GALAPAGOS N.V. recently announced that it has discovered an entirely new class of antibiotics that shows strong activity against all tested drug-resistant strains of Staphylococcus aureus.
Bacterial infections that have become resistant to all existing antibiotics pose a pressing health care problem because treatment options for patients become very limited. Methicillin-resistant S. aureus (MRSA) is the best-known example, causing a potentially life-threatening infection that occurs most frequently among hospital patients.
This newly discovered Galapagos candidate antibiotic works by inhibiting the target DNA pol III-alpha, an enzyme present in all bacteria that is essential for their growth; this target is absent in people. The novel mode of action -- inhibition of DNA pol III-alpha -- may be used to explore a variety of novel antibiotics, targeting bacteria that have developed resistance to current antibiotics.
Using this novel target, Galapagos has selected a first candidate antibiotic, CAM-1, to enter drug development. CAM-1 was tested against more than 250 different bacterial strains and effectively killed 100% of all drug-resistant S. aureus, including MRSA, Galapagos said. CAM-1 shows better efficacy than standard antibiotics, as shown by in vivo bacterial infection models.
Galapagos aims to enter clinical trials in the first quarter of 2014, with a proof-of-concept study conducted thereafter. This novel antibiotic program, including all compounds targeting MRSA, is fully proprietary to Galapagos.
Galapagos is a midsize, clinical-stage biotechnology company that specializes in the discovery and development of small-molecule and antibody therapies with novel modes of action. Its headquarters are in Mechelen, Belgium.
Researchers at the University of California-Santa Cruz (UCSC) have developed a new strategy for finding novel antibiotic compounds using a diagnostic panel of bacterial strains to screen chemical extracts from natural sources.
UCSC noted that most of the currently available antibiotics are derived from natural compounds produced by microorganisms such as bacteria and fungi, and new antibiotics that drug companies develop are often synthetically tailored variations of existing classes of antibiotics.

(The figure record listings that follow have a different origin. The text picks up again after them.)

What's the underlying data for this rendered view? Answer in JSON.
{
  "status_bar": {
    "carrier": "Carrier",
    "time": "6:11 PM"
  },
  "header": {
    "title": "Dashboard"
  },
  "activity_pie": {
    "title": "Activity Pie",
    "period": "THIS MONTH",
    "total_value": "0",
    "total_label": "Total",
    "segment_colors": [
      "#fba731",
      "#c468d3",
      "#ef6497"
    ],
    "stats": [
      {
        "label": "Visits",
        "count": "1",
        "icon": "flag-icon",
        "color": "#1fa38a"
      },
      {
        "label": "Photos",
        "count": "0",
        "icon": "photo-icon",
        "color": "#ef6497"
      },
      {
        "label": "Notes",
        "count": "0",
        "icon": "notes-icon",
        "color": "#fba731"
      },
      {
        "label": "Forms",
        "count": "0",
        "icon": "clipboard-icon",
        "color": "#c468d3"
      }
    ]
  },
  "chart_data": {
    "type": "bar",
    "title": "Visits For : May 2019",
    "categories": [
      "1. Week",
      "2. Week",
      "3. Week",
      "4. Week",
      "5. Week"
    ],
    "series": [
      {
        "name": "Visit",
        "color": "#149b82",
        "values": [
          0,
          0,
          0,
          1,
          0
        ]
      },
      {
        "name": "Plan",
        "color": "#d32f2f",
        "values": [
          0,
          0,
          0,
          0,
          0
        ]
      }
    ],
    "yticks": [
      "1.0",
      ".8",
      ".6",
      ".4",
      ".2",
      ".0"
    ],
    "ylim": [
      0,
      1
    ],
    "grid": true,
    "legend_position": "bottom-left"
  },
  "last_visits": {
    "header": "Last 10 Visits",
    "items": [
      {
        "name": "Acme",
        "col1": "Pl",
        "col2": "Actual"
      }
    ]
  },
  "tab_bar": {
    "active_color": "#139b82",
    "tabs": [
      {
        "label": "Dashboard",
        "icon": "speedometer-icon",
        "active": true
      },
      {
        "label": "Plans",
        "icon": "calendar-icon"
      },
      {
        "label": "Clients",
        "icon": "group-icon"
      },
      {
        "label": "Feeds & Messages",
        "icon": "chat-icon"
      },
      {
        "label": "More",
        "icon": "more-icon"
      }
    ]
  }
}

To combat the problem of antibiotic resistance, however, researchers want to find antibiotics with completely novel structures and modes of action.
The new screening procedure, called BioMAP (antibiotic mode-of-action profile), promises to streamline the discovery of new antibiotics from natural sources by providing a low-cost, high-throughput platform for identifying compounds with novel antibiotic properties, UCSC said.
"If you take a library of natural product extracts and screen them against a bacterial target, you will find a lot of antibacterial compounds, but almost all of them will be known structures," said Roger Linington, UCSC assistant professor of chemistry and biochemistry. "BioMAP is a new way to look at antibiotic activity so that you're not wasting time and energy chasing things that turn out to be well-studied compounds of little therapeutic value."
Linington's laboratory group focused on marine natural products -- mostly microorganisms isolated from marine sediments -- as a source of lead compounds for drug discovery. The BioMAP project was led by Weng Ruh Wong, who was first author of a paper presenting the BioMAP screening procedure published in the Nov. 21 issue of Chemistry & Biology.
It makes sense to look for antibiotics in environments where bacteria compete with one another, Linington said. About 80% of currently available antibiotics are derived from natural products, mostly from soil microorganisms. However, because natural products have been studied so extensively, the rate of return in terms of novel chemistry has decreased precipitously.
"Almost all of the new antibiotics are 'me too' drugs that work in the same way as an existing drug," Linington said. "The paucity of new therapeutic options for bacterial infections is a well-recognized and ongoing issue, and it is a major emerging threat to public health, both nationally and on a global scale," he said.